Bolted joints secured with anaerobic threadlockers, such as from Henkel Loctite Corp., better retain clamp load under vibration than those fitted with conventional lock washers.

Hot-melt adhesives have been used for decades to assemble industrial and consumer products. Conventional hot melts (basically thermoplastic resins) are heated to reflow onto a bonding surface. Hot-melt adhesives fill large gaps and build high bond strengths upon cooling. Some of the higher performance varieties include ethyl-vinyl acetate (EVA), polyamide, polyolefin, and reactive urethane.
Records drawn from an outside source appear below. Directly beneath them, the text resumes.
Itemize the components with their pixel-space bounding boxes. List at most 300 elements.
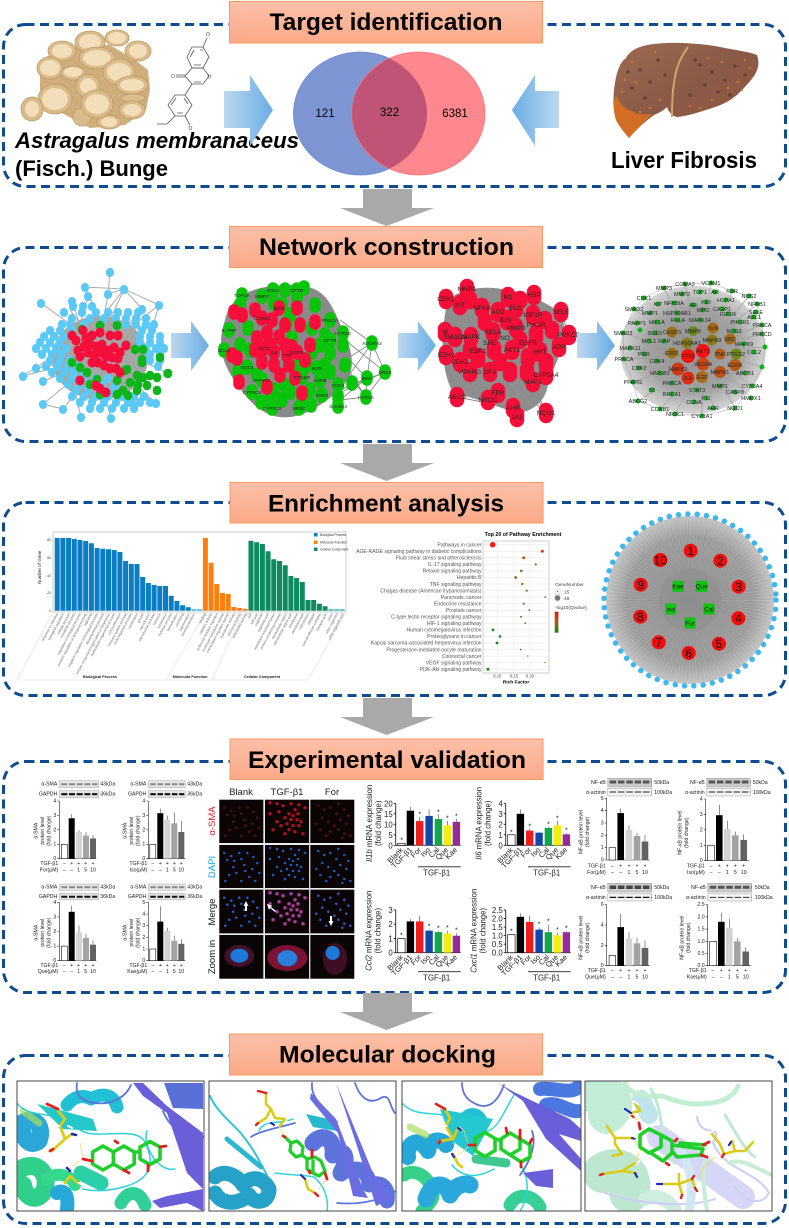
chart: Que alpha-SMA western blot: GAPDH: [39, 894, 58, 900]
chart: Que NF-kB western blot: TGF-β1: [588, 968, 606, 974]
chart: Ccl2 mRNA: Ccl2 mRNA expression: [365, 891, 374, 971]
chart: Iso NF-kB western blot: +: [742, 864, 745, 870]
chart: pathway enrichment bubble plot: Rich Factor: [503, 680, 529, 686]
chart: Iso NF-kB western blot: –: [710, 864, 713, 870]
chart: Que alpha-SMA western blot: +: [70, 963, 73, 969]
chart: GO bar chart: [17, 532, 348, 680]
chart: compound-target-pathway circular network: For: [685, 620, 696, 627]
chart: Que NF-kB western blot: +: [643, 968, 647, 974]
chart: Iso alpha-SMA western blot: –: [159, 868, 162, 874]
chart: GO bar chart: reproduction: [138, 612, 151, 631]
chart: Il1b mRNA: *: [418, 811, 421, 818]
network: hub genes ranked: MMP9: [685, 329, 701, 335]
network: herb-disease shared targets: ESR2: [316, 393, 329, 399]
chart: GO bar chart: cell killing: [175, 612, 185, 627]
chart: Que NF-kB western blot: Que(μM): [585, 975, 606, 981]
network: hub genes ranked: CCL2: [747, 350, 761, 356]
chart: For NF-kB western blot: +: [627, 864, 631, 870]
chart: For alpha-SMA western blot: –: [63, 861, 66, 867]
chart: Iso NF-kB western blot: 4: [700, 797, 703, 803]
network: hub genes ranked: HSPA1: [717, 298, 735, 304]
heading: molecular docking: [230, 1034, 542, 1075]
network: hub genes ranked: CASP8: [726, 390, 744, 396]
chart: Kae alpha-SMA western blot: +: [173, 963, 176, 969]
chart: Kae NF-kB western blot: 5: [736, 975, 739, 981]
chart: GO bar chart: organelle: [254, 612, 264, 627]
chart: Il6 mRNA: *: [510, 829, 513, 836]
heading: enrichment analysis: [230, 482, 543, 523]
chart: For alpha-SMA western blot: GAPDH: [39, 792, 58, 798]
chart: GO bar chart: extracellular region: [271, 612, 288, 640]
chart: GO bar chart: membrane-enclosed lumen: [253, 612, 276, 651]
network: hub genes ranked: CASP1: [713, 307, 731, 313]
chart: Cxcl1 mRNA: *: [565, 926, 568, 933]
chart: Que NF-kB western blot: +: [627, 968, 631, 974]
chart: Iso NF-kB western blot: α-actinin: [685, 790, 705, 796]
chart: For alpha-SMA western blot: TGF-β1: [40, 861, 58, 867]
chart: pathway enrichment bubble plot: Hepatitis B: [457, 575, 482, 581]
network: core targets red: SELE: [553, 309, 570, 316]
heading: target identification: Target identification: [270, 9, 502, 36]
chart: Cxcl1 mRNA: 1.5: [492, 923, 503, 932]
network: hub genes ranked: HSP90AB1: [663, 311, 691, 317]
chart: Kae NF-kB western blot: +: [720, 968, 723, 974]
chart: Iso alpha-SMA western blot: 3: [142, 813, 145, 819]
chart: Cxcl1 mRNA: *: [556, 927, 559, 934]
network: hub genes ranked: PIK3R1: [731, 320, 749, 326]
chart: Il1b mRNA: 15: [384, 810, 393, 819]
image: docking pose 3: [402, 1082, 580, 1210]
chart: For alpha-SMA western blot: 10: [90, 868, 96, 874]
network: hub genes ranked: AHR: [707, 406, 719, 412]
chart: pathway enrichment bubble plot: AGE-RAGE signaling pathway in diabetic complications: [356, 549, 482, 555]
chart: Il6 mRNA: Cal: [537, 845, 551, 860]
chart: GO bar chart: developmental process: [85, 612, 105, 645]
chart: Que NF-kB western blot: +: [619, 968, 622, 974]
network: hub genes ranked: CDK4: [650, 359, 664, 365]
chart: Il1b mRNA: Kae: [443, 845, 459, 861]
network: herb-disease shared targets: EGFR: [290, 350, 304, 356]
chart: For alpha-SMA western blot: 36kDa: [100, 792, 115, 798]
chart: For NF-kB western blot: NF-κB: [591, 780, 606, 786]
network: hub genes ranked: MCL1: [642, 339, 656, 345]
chart: GO bar chart: positive regulation of biological process: [57, 612, 88, 667]
chart: For alpha-SMA western blot: 1: [77, 868, 80, 874]
network: hub genes ranked: ESR1: [665, 351, 679, 357]
chart: Il1b mRNA: Iso: [419, 845, 432, 859]
chart: GO bar chart: 0: [49, 609, 51, 613]
chart: Cxcl1 mRNA: *: [547, 919, 550, 926]
network: herb-disease shared targets: BCL2: [218, 348, 230, 354]
chart: Il1b mRNA: 10: [384, 820, 393, 829]
chart: Kae NF-kB western blot: 10: [743, 975, 749, 981]
network: hub genes ranked: EGF: [696, 375, 708, 381]
chart: Il6 mRNA: 4: [498, 799, 503, 808]
network: hub genes ranked: PRKCD: [752, 332, 772, 338]
chart: Iso alpha-SMA western blot: +: [173, 861, 176, 867]
chart: Kae NF-kB western blot: 1.0: [697, 939, 705, 945]
chart: pathway enrichment bubble plot: IL-17 signaling pathway: [428, 562, 482, 568]
network: hub genes ranked: PRKCA: [753, 323, 772, 329]
panel: experimental validation: [4, 739, 786, 992]
network: hub genes ranked: HMOX1: [741, 396, 761, 402]
chart: Iso alpha-SMA western blot: 2: [142, 827, 145, 833]
chart: Iso alpha-SMA western blot: (fold change): [135, 815, 141, 846]
network: core targets red: RELA: [485, 329, 502, 336]
network: herb-disease shared targets: IL6: [271, 350, 278, 356]
chart: Kae NF-kB western blot: 50kDa: [755, 885, 770, 891]
chart: For alpha-SMA western blot: α-SMA: [41, 782, 58, 788]
chart: Cxcl1 mRNA: 1.0: [492, 932, 503, 941]
chart: GO bar chart: antioxidant activity: [231, 612, 248, 639]
network: core targets red: ESR1: [470, 348, 487, 355]
chart: GO bar chart: regulation of biological process: [56, 612, 82, 656]
icon: chemical structure: O: [208, 74, 212, 80]
chart: Ccl2 mRNA: *: [455, 928, 458, 935]
network: hub genes ranked: SMAD2: [625, 307, 643, 313]
chart: Que alpha-SMA western blot: –: [70, 969, 73, 975]
chart: For NF-kB western blot: +: [619, 864, 622, 870]
chart: Que alpha-SMA western blot: (fold change): [46, 917, 52, 948]
network: core targets red: HRT: [533, 349, 547, 356]
chart: Kae alpha-SMA western blot: 0: [142, 958, 145, 964]
chart: Kae alpha-SMA western blot: protein level: [129, 919, 135, 947]
chart: pathway enrichment bubble plot: 0.10: [493, 674, 502, 678]
network: hub genes ranked: NOS2: [742, 294, 756, 300]
chart: Iso alpha-SMA western blot: –: [151, 861, 154, 867]
arrow: herb to venn: [224, 75, 273, 146]
chart: Que alpha-SMA western blot: 5: [84, 969, 87, 975]
image grid: immunofluorescence micrographs: Merge: [207, 899, 218, 925]
network: hub genes ranked: CASP3: [663, 330, 681, 336]
chart: Iso NF-kB western blot: 0: [700, 858, 703, 864]
arrow: network step 3: [577, 321, 615, 371]
chart: GO bar chart: Biological Process: [83, 675, 117, 679]
chart: Iso NF-kB western blot: NF-κB protein level: [678, 811, 684, 855]
network: hub genes ranked: TOP1: [693, 290, 707, 296]
network: herb-disease shared targets: TOP2A: [234, 293, 251, 299]
chart: Kae NF-kB western blot: α-actinin: [686, 895, 706, 901]
network: hub genes ranked: NOS3: [727, 329, 741, 335]
chart: Kae NF-kB western blot: NF-κB: [691, 885, 706, 891]
chart: For alpha-SMA western blot: [33, 781, 115, 874]
icon: chemical structure: [157, 32, 212, 132]
network: hub genes ranked: PTGS2: [727, 352, 745, 358]
chart: Cxcl1 mRNA: (fold change): [479, 908, 488, 953]
network: hub genes ranked: PGR: [638, 352, 650, 358]
chart: Kae alpha-SMA western blot: 4: [142, 912, 145, 918]
chart: GO bar chart: Molecular Function: [173, 675, 208, 679]
chart: compound-target-pathway circular network: 5: [716, 637, 723, 651]
network: core targets red: SRC: [483, 340, 497, 347]
network: core targets red: JUN: [499, 317, 512, 324]
image: docking pose 4: [586, 1082, 772, 1210]
chart: For NF-kB western blot: 5: [636, 870, 639, 876]
chart: For alpha-SMA western blot: 2: [53, 827, 56, 833]
chart: Iso NF-kB western blot: –: [718, 870, 721, 876]
chart: Il6 mRNA: (fold change): [484, 800, 493, 846]
chart: Que alpha-SMA western blot: +: [91, 963, 95, 969]
heading: target identification: [230, 2, 542, 43]
chart: Kae NF-kB western blot: NF-κB protein level: [680, 916, 686, 960]
chart: GO bar chart: cellular component organization or biogenesis: [75, 612, 111, 675]
network: herb-disease shared targets: CDK4: [332, 383, 345, 389]
network: herb-disease shared targets: PTGER: [294, 375, 311, 381]
chart: Que NF-kB western blot: –: [619, 975, 622, 981]
chart: Kae alpha-SMA western blot: Kae(μM): [127, 969, 148, 975]
chart: Kae alpha-SMA western blot: (fold change): [135, 917, 141, 948]
chart: Cxcl1 mRNA: 2.0: [492, 915, 503, 924]
chart: For NF-kB western blot: [579, 778, 672, 876]
chart: compound-target-pathway circular network: 8: [637, 610, 644, 624]
network: hub genes ranked: MMP3: [656, 286, 672, 292]
network: core targets red: ABCG: [448, 394, 466, 401]
chart: Il6 mRNA: Iso: [529, 845, 542, 859]
chart: pathway enrichment bubble plot: Proteoglycans in cancer: [427, 634, 482, 640]
chart: GO bar chart: 60: [47, 556, 51, 560]
chart: Ccl2 mRNA: (fold change): [374, 908, 383, 953]
chart: Que alpha-SMA western blot: α-SMA: [33, 924, 39, 941]
chart: Iso alpha-SMA western blot: 4: [142, 799, 145, 805]
image grid: immunofluorescence micrographs: [207, 787, 354, 979]
chart: Que NF-kB western blot: (fold change): [585, 922, 591, 953]
chart: Il1b mRNA: *: [455, 813, 458, 820]
chart: Ccl2 mRNA: *: [446, 925, 449, 932]
chart: Que alpha-SMA western blot: 43kDa: [100, 885, 115, 891]
chart: Ccl2 mRNA: Iso: [419, 953, 432, 966]
chart: GO bar chart: structural activity: [226, 612, 242, 637]
chart: Cxcl1 mRNA: TGF-β1: [533, 974, 560, 983]
chart: For NF-kB western blot: α-actinin: [586, 790, 606, 796]
network: hub genes ranked: BRCA1: [663, 392, 681, 398]
network: hub genes ranked: CCNB1: [651, 407, 669, 413]
chart: GO bar chart: protein-containing complex: [259, 612, 282, 650]
chart: pathway enrichment bubble plot: Chagas disease (American trypanosomiasis): [380, 588, 482, 594]
chart: Que NF-kB western blot: 50kDa: [654, 885, 669, 891]
chart: Que alpha-SMA western blot: 4: [53, 900, 56, 906]
network: core targets red: NFKB: [473, 305, 491, 312]
chart: Que alpha-SMA western blot: +: [77, 963, 80, 969]
chart: pathway enrichment bubble plot: C-type lectin receptor signaling pathway: [391, 614, 482, 620]
chart: compound-target-pathway circular network: Cal: [704, 606, 714, 613]
chart: Que NF-kB western blot: α-actinin: [586, 895, 606, 901]
arrow: gray down 2: [340, 444, 434, 481]
chart: pathway enrichment bubble plot: 0.20: [526, 674, 535, 678]
chart: GO bar chart: signaling: [83, 612, 93, 626]
chart: Il1b mRNA: Cal: [427, 845, 441, 860]
chart: Iso NF-kB western blot: 2: [700, 827, 703, 833]
chart: For NF-kB western blot: 10: [642, 870, 648, 876]
chart: GO bar chart: Cellular Component: [320, 548, 348, 552]
network: hub genes ranked: MAPK1: [711, 370, 729, 376]
chart: GO bar chart: synapse: [306, 613, 316, 626]
chart: Il6 mRNA: Que: [544, 845, 560, 862]
network: hub genes ranked: MAPK14: [689, 318, 711, 324]
chart: pathway enrichment bubble plot: Top 20 of Pathway Enrichment: [485, 532, 562, 538]
chart: Iso NF-kB western blot: +: [718, 864, 721, 870]
network: hub genes ranked: SMAD3: [614, 331, 632, 337]
chart: For NF-kB western blot: 2: [601, 833, 604, 839]
chart: Que alpha-SMA western blot: Que(μM): [38, 969, 59, 975]
chart: pathway enrichment bubble plot: TNF signaling pathway: [430, 582, 482, 588]
chart: Cxcl1 mRNA: 0.0: [492, 949, 503, 958]
chart: Il6 mRNA: *: [565, 827, 568, 834]
chart: Kae NF-kB western blot: 2.0: [697, 914, 705, 920]
network: hub genes ranked: CYP3A4: [741, 384, 763, 390]
heading: network construction: [230, 226, 542, 268]
chart: Il6 mRNA: Blank: [495, 845, 515, 865]
network: herb-disease shared targets: DRD4: [378, 370, 392, 376]
chart: pathway enrichment bubble plot: 48: [564, 596, 570, 602]
network: hub genes ranked: MAPK3: [669, 367, 687, 373]
image: docking pose 2: [210, 1082, 396, 1210]
chart: GO bar chart: immune system process: [107, 612, 128, 647]
network: herb-disease shared targets: MAP: [362, 376, 372, 382]
network: core targets red: PIK3R: [527, 322, 546, 329]
network: hub genes ranked: MMP1: [712, 384, 728, 390]
network: core targets red: CDK1: [437, 296, 455, 303]
network: core targets red: AHR: [506, 405, 520, 412]
chart: compound-target-pathway circular network: Kae: [672, 584, 684, 591]
chart: Kae alpha-SMA western blot: 36kDa: [187, 894, 202, 900]
chart: Il1b mRNA: 5: [388, 831, 393, 840]
network: core targets red: NO: [500, 335, 510, 342]
chart: Il6 mRNA: 2: [498, 820, 503, 829]
chart: Iso NF-kB western blot: Iso(μM): [687, 870, 705, 876]
chart: Que alpha-SMA western blot: 2: [53, 929, 56, 935]
network: core targets red: KIT: [455, 302, 465, 309]
image grid: immunofluorescence micrographs: Zoom in: [207, 940, 218, 974]
network: hub genes ranked: PRKCA: [663, 381, 682, 387]
icon: chemical structure: O: [188, 126, 192, 132]
network: core targets red: FLO: [510, 305, 522, 312]
chart: For alpha-SMA western blot: protein level: [40, 817, 46, 845]
network: core targets red: 1A1: [511, 414, 523, 421]
network: hub genes ranked: [614, 281, 772, 420]
chart: Kae NF-kB western blot: +: [736, 968, 739, 974]
chart: For alpha-SMA western blot: +: [77, 861, 80, 867]
image grid: immunofluorescence micrographs: Blank: [229, 787, 253, 798]
chart: Kae NF-kB western blot: Kae(μM): [687, 975, 707, 981]
network: hub genes ranked: MAPK11: [619, 346, 641, 352]
chart: compound-target-pathway circular network: 9: [637, 578, 644, 592]
chart: GO bar chart: Cellular Component: [244, 675, 281, 679]
heading: network construction: Network construction: [259, 234, 514, 261]
chart: pathway enrichment bubble plot: HIF-1 signaling pathway: [427, 621, 482, 627]
chart: Iso alpha-SMA western blot: 0: [142, 856, 145, 862]
chart: pathway enrichment bubble plot: Colorectal cancer: [442, 654, 482, 660]
network: herb-disease shared targets: CYP2C9: [263, 406, 282, 412]
chart: Kae NF-kB western blot: [680, 883, 773, 981]
network: hub genes ranked: NQO1: [727, 406, 743, 412]
chart: Il1b mRNA: For: [409, 845, 423, 860]
chart: Kae alpha-SMA western blot: +: [166, 963, 169, 969]
chart: For NF-kB western blot: –: [611, 870, 614, 876]
network: hub genes ranked: VCAM1: [702, 281, 720, 287]
image grid: immunofluorescence micrographs: DAPI: [207, 856, 218, 878]
chart: For NF-kB western blot: For(μM): [587, 870, 606, 876]
network: core targets red: SP3: [484, 369, 497, 376]
chart: compound-target-pathway circular network: 7: [655, 636, 662, 650]
chart: Iso alpha-SMA western blot: 36kDa: [187, 792, 202, 798]
chart: pathway enrichment bubble plot: Pathways in cancer: [437, 542, 482, 548]
chart: Ccl2 mRNA: *: [437, 926, 440, 933]
chart: For NF-kB western blot: 1: [628, 870, 631, 876]
chart: Cxcl1 mRNA: Blank: [495, 953, 515, 972]
chart: For alpha-SMA western blot: 5: [84, 868, 87, 874]
chart: For NF-kB western blot: 100kDa: [654, 790, 672, 796]
heading: enrichment analysis: Enrichment analysis: [268, 490, 504, 518]
chart: Il6 mRNA: [475, 787, 571, 877]
chart: Il1b mRNA: Il1b mRNA expression: [365, 785, 374, 862]
chart: Que alpha-SMA western blot: –: [63, 969, 66, 975]
network: herb-disease shared targets: ADRB: [313, 378, 327, 384]
chart: GO bar chart: membrane: [288, 613, 299, 629]
network: hub genes ranked: TNF: [715, 352, 726, 358]
network: core targets red: CDK2: [451, 359, 469, 366]
network: core targets red: AO2: [491, 309, 505, 316]
chart: Ccl2 mRNA: For: [409, 952, 423, 967]
chart: Kae alpha-SMA western blot: GAPDH: [128, 894, 147, 900]
chart: GO bar chart: 20: [47, 591, 51, 595]
chart: GO bar chart: multicellular organismal process: [90, 612, 116, 657]
chart: venn diagram: [294, 52, 485, 175]
network: core targets red: M1: [503, 294, 513, 301]
chart: Ccl2 mRNA: Que: [434, 953, 450, 969]
chart: Iso NF-kB western blot: TGF-β1: [687, 864, 705, 870]
chart: Iso alpha-SMA western blot: +: [166, 861, 169, 867]
network: herb-disease shared targets: NOX4: [240, 365, 254, 371]
chart: pathway enrichment bubble plot: Relaxin signaling pathway: [423, 569, 482, 575]
chart: pathway enrichment bubble plot: -log10(Qvalue): [555, 605, 587, 611]
chart: Il6 mRNA: 3: [498, 810, 503, 819]
heading: experimental validation: [230, 739, 543, 780]
chart: Ccl2 mRNA: 2: [388, 920, 393, 929]
chart: Cxcl1 mRNA: TGF-β1: [499, 953, 524, 977]
chart: compound-target-pathway circular network: 10: [654, 553, 667, 567]
chart: Ccl2 mRNA: 3: [388, 906, 393, 915]
chart: Il1b mRNA: [365, 785, 461, 877]
chart: Kae NF-kB western blot: +: [728, 968, 731, 974]
chart: Il6 mRNA: TGF-β1: [499, 845, 524, 870]
chart: For NF-kB western blot: 5: [601, 796, 604, 802]
chart: For NF-kB western blot: 3: [601, 820, 604, 826]
chart: Iso alpha-SMA western blot: protein level: [129, 817, 135, 845]
chart: Iso NF-kB western blot: 1: [726, 870, 729, 876]
chart: Kae NF-kB western blot: 100kDa: [755, 895, 773, 901]
chart: Il1b mRNA: *: [446, 815, 449, 822]
chart: GO bar chart: detoxification: [166, 612, 179, 632]
chart: For alpha-SMA western blot: +: [91, 861, 95, 867]
network: core targets red: MMP1: [458, 286, 477, 293]
chart: Iso alpha-SMA western blot: TGF-β1: [129, 861, 147, 867]
chart: For alpha-SMA western blot: 3: [53, 813, 56, 819]
chart: pathway enrichment bubble plot: Human cytomegalovirus infection: [406, 628, 482, 634]
network: hub genes ranked: AKT1: [696, 349, 710, 355]
chart: Kae NF-kB western blot: TGF-β1: [689, 968, 707, 974]
chart: GO bar chart: biological regulation: [47, 613, 65, 641]
text: liver fibrosis: Liver Fibrosis: [611, 147, 757, 173]
network: core targets red: MAPK: [462, 334, 481, 341]
network: herb-disease shared targets: IKZK: [312, 366, 323, 372]
arrow: gray down 3: [340, 698, 434, 735]
chart: GO bar chart: molecular transducer activity: [201, 612, 225, 652]
chart: GO bar chart: Number of Gene: [37, 550, 42, 584]
chart: Que NF-kB western blot: 5: [636, 975, 639, 981]
chart: GO bar chart: behavior: [152, 612, 162, 626]
chart: Il1b mRNA: (fold change): [374, 800, 383, 846]
panel borders: docking image frames: [17, 1081, 772, 1211]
EVA hot melts are typically used for low-cost potting applications. Polyamides replace EVAs for more-demanding temperature and environmental conditions. Polyolefins adhere well to polypropylene substrates and resist moisture, polar solvents, acids, bases, and alcohols.

Reactive-urethane adhesives represent the latest in hot-melt technology. Unlike traditional thermoplastic hot-melt resins that can be repeatedly reheated, reactive urethanes form thermoset plastics when fully processed at about 250°F, or roughly 200°F cooler than other hot-melt chemistries. Initial strength develops a bit slower than traditional thermoplastic hot melts, though for structural bonding and difficult-to-bond plastics, reactive urethanes generally get the nod.

Epoxies are one or two-part structural adhesives that bond well to a wide variety of substrates, emit no by-products, fill large volumes and gaps, and shrink minimally when cured. Cured epoxies typically have excellent cohesive strength, exceptional chemical resistance, and good heat resistance. A major disadvantage of epoxies is a longer curing time than other adhesive types. Typical fixture times are between 15 min and 2 hr. Heat accelerates the curing process, though certain substrates such as plastic, limit cure temperatures.

Automatic dispeners speed adhesive application.

Polyurethane adhesives have greater flexibility, better peel strength, and lower modulus than epoxies. These one or two-part systems consist of a soft core for joint flexibility and a rigid skin for cohesive strength, temperature, and chemical resistance. Varying the ratio of hard-to-soft regions makes possible a range of physical properties. Like epoxies, polyurethanes work on several different substrates, though a primer is sometimes required to prepare surfaces. However, polyurethanes must be applied to dry substrates because moisture can compromise bond strength and final appearance. Fixture times are on par with epoxies (15 min to 2 hr) so racks are often needed to hold parts while the adhesive sets. Polyurethanes resist chemicals and elevated temperatures, though long-term exposure to high temperatures degrades them more rapidly than epoxies.

Two-part acrylics easily fill gaps and withstand elevated temperatures and environmental factors similar to epoxies and polyurethanes. However, two-part acrylics can be formulated to fixture faster and adhere better to difficult-to-bond substrates than these other adhesives. And they remain highly flexible for long-term fatigue resistance.